So I want to start a vegetable garden in my new backyard. However, I live in an old neighborhood in Portland, Oregon, and lead in the soil is a concern. Unfortunately, I cannot afford a soil test. Thus, I'm hoping to build one or two small raised beds soon so I can start with some garlic. My question, then, is should I build the beds with a bottom, like cardboard or landscape fabric? Would that mess up the drainage? Or, should I just build them without bottoms? Do I need to till the soil beneath where I'm building the beds (to improve drainage/not impair plant growth)? And how deep should the beds be? Again, my main goal here is to avoid any potential lead contamination.

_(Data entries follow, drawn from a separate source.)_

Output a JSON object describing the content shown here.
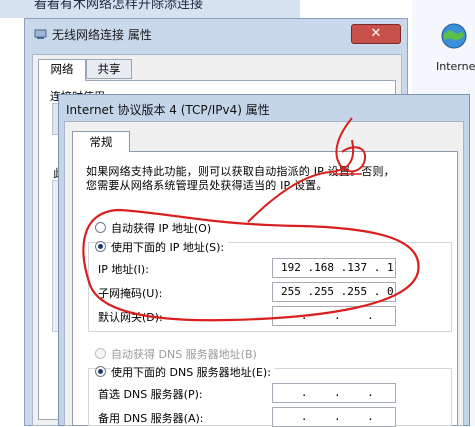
{
  "background": {
    "partial_title": "看看有木网络怎样开除添连接",
    "desktop_icon_label": "Interne"
  },
  "back_window": {
    "title": "无线网络连接 属性",
    "close_glyph": "✕",
    "tabs": [
      {
        "label": "网络",
        "selected": true
      },
      {
        "label": "共享",
        "selected": false
      }
    ],
    "connect_label": "连接时使用:",
    "side_mark": "此"
  },
  "front_window": {
    "title": "Internet 协议版本 4 (TCP/IPv4) 属性",
    "tabs": [
      {
        "label": "常规",
        "selected": true
      }
    ],
    "description": [
      "如果网络支持此功能，则可以获取自动指派的 IP 设置。否则，",
      "您需要从网络系统管理员处获得适当的 IP 设置。"
    ],
    "ip_mode": {
      "auto_label": "自动获得 IP 地址(O)",
      "manual_label": "使用下面的 IP 地址(S):",
      "selected": "manual"
    },
    "ip_fields": [
      {
        "label": "IP 地址(I):",
        "value": "192 .168 .137 . 1"
      },
      {
        "label": "子网掩码(U):",
        "value": "255 .255 .255 . 0"
      },
      {
        "label": "默认网关(D):",
        "value": "   .    .    .  "
      }
    ],
    "dns_mode": {
      "auto_label": "自动获得 DNS 服务器地址(B)",
      "manual_label": "使用下面的 DNS 服务器地址(E):",
      "selected": "manual",
      "auto_disabled": true
    },
    "dns_fields": [
      {
        "label": "首选 DNS 服务器(P):",
        "value": "   .    .    .  "
      },
      {
        "label": "备用 DNS 服务器(A):",
        "value": "   .    .    .  "
      }
    ]
  },
  "annotation": {
    "color": "#d9201f"
  }
}
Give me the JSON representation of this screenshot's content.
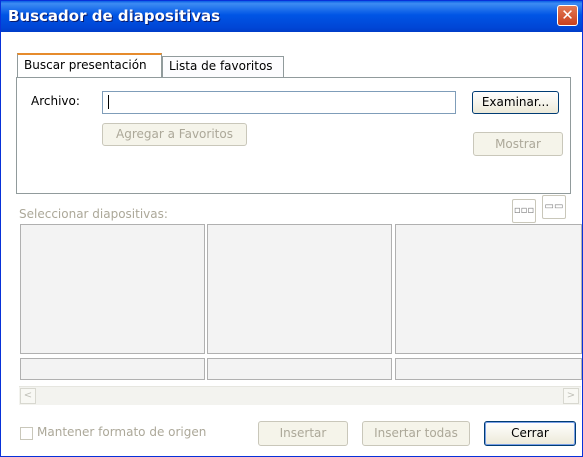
{
  "window": {
    "title": "Buscador de diapositivas",
    "close_glyph": "✕"
  },
  "tabs": [
    {
      "label": "Buscar presentación",
      "active": true
    },
    {
      "label": "Lista de favoritos",
      "active": false
    }
  ],
  "search_panel": {
    "file_label": "Archivo:",
    "file_value": "",
    "browse_button": "Examinar...",
    "add_favorites_button": "Agregar a Favoritos",
    "show_button": "Mostrar"
  },
  "slides_section": {
    "label": "Seleccionar diapositivas:",
    "view_buttons": [
      {
        "icon": "small-thumbnails-icon",
        "glyph": "▫▫▫"
      },
      {
        "icon": "large-thumbnails-icon",
        "glyph": "▭▭"
      }
    ],
    "scroll_left_glyph": "<",
    "scroll_right_glyph": ">"
  },
  "footer": {
    "keep_format_label": "Mantener formato de origen",
    "keep_format_checked": false,
    "insert_button": "Insertar",
    "insert_all_button": "Insertar todas",
    "close_button": "Cerrar"
  }
}
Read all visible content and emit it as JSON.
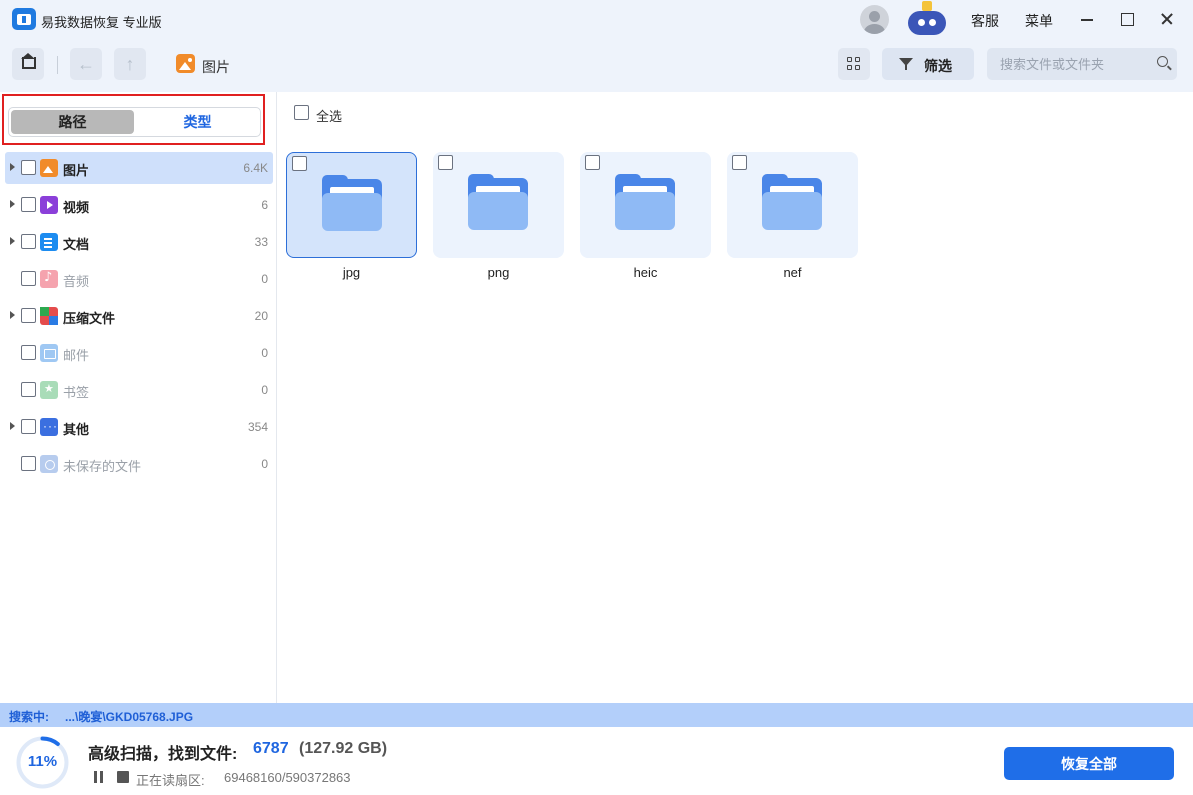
{
  "window": {
    "title": "易我数据恢复 专业版",
    "support_label": "客服",
    "menu_label": "菜单"
  },
  "toolbar": {
    "breadcrumb_label": "图片",
    "filter_label": "筛选",
    "search_placeholder": "搜索文件或文件夹"
  },
  "sidebar": {
    "tabs": [
      {
        "label": "路径",
        "active": false
      },
      {
        "label": "类型",
        "active": true
      }
    ],
    "items": [
      {
        "label": "图片",
        "count": "6.4K",
        "icon": "image-icon",
        "expandable": true,
        "active": true
      },
      {
        "label": "视频",
        "count": "6",
        "icon": "video-icon",
        "expandable": true
      },
      {
        "label": "文档",
        "count": "33",
        "icon": "document-icon",
        "expandable": true
      },
      {
        "label": "音频",
        "count": "0",
        "icon": "audio-icon",
        "expandable": false
      },
      {
        "label": "压缩文件",
        "count": "20",
        "icon": "archive-icon",
        "expandable": true
      },
      {
        "label": "邮件",
        "count": "0",
        "icon": "mail-icon",
        "expandable": false
      },
      {
        "label": "书签",
        "count": "0",
        "icon": "bookmark-icon",
        "expandable": false
      },
      {
        "label": "其他",
        "count": "354",
        "icon": "other-icon",
        "expandable": true
      },
      {
        "label": "未保存的文件",
        "count": "0",
        "icon": "unsaved-file-icon",
        "expandable": false
      }
    ]
  },
  "main": {
    "select_all_label": "全选",
    "folders": [
      {
        "name": "jpg",
        "selected": true
      },
      {
        "name": "png"
      },
      {
        "name": "heic"
      },
      {
        "name": "nef"
      }
    ]
  },
  "status": {
    "searching_label": "搜索中:",
    "current_path": "...\\晚宴\\GKD05768.JPG"
  },
  "footer": {
    "progress_percent": 11,
    "progress_label": "11%",
    "scan_title": "高级扫描，找到文件:",
    "found_count": "6787",
    "found_size": "(127.92 GB)",
    "sector_label": "正在读扇区:",
    "sector_value": "69468160/590372863",
    "recover_all_label": "恢复全部"
  },
  "colors": {
    "accent": "#1f6ee8",
    "selection_bg": "#cfe0fb",
    "status_bar_bg": "#b3cffa",
    "highlight_border": "#e02020"
  }
}
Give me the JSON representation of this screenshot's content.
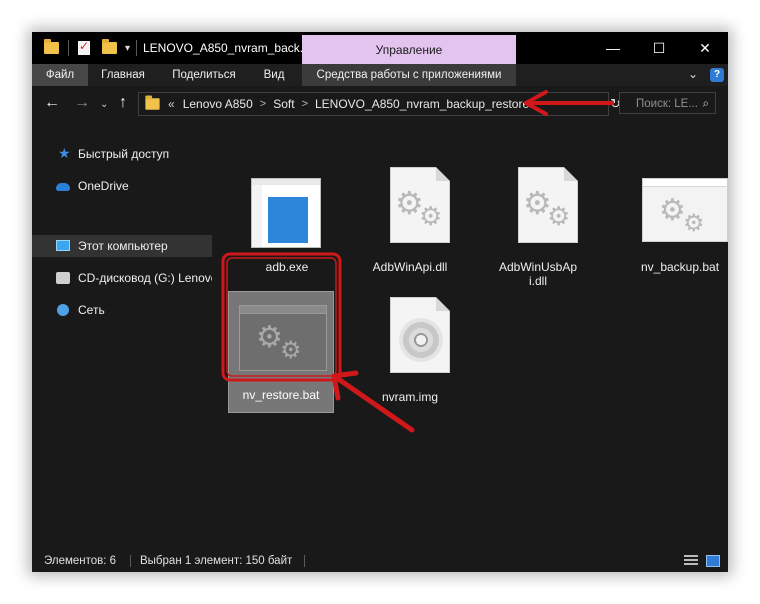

Also, what is the best way to fill the beds? We have a large nursery nearby, but am I looking for something other than bags of potting soil? Lastly, how much might it cost for, say, a 3' by 3' bed?
And I suppose, while I'm here, I might as well ask what other things might I be able to plant this fall/winter? (Zone 8A) I have spots with full sun, partial sun, and full shade in my yard.
Thanks so much!
If you planning on spending $ on building a raised bed anyway, I would strongly suggest paying for a soil test first(and some counties have free soil testings, have you checked with your local extension office?)
IF there is lead, I'm sure it would leach into the raised bed soil, I would do container planting instead
I lay cardboard down under where I built the beds first to kill the grass and stop weeds. No need to do anything other than that. Make the bed 10-12" deep. A 3x3 foot bed is 9 square feet. I used miracle grow POTTING MIX (not soil!), perlite and some bagged cow manure (moo dirt it is called). I add compost that I make as often as I can. That's all there is to it.
In Portland? Home to ice fogs? You plan on covering the plants? I remember howling winds streaking thru The Dalles, pushing me. Do you want veggies? Flowers? If veggies add a lot of compost, but I wouldn't plant anything but greens- turnip, mustard, beets, onions, garlic, peas-snow or English peas. Cabbages like the cool weather too.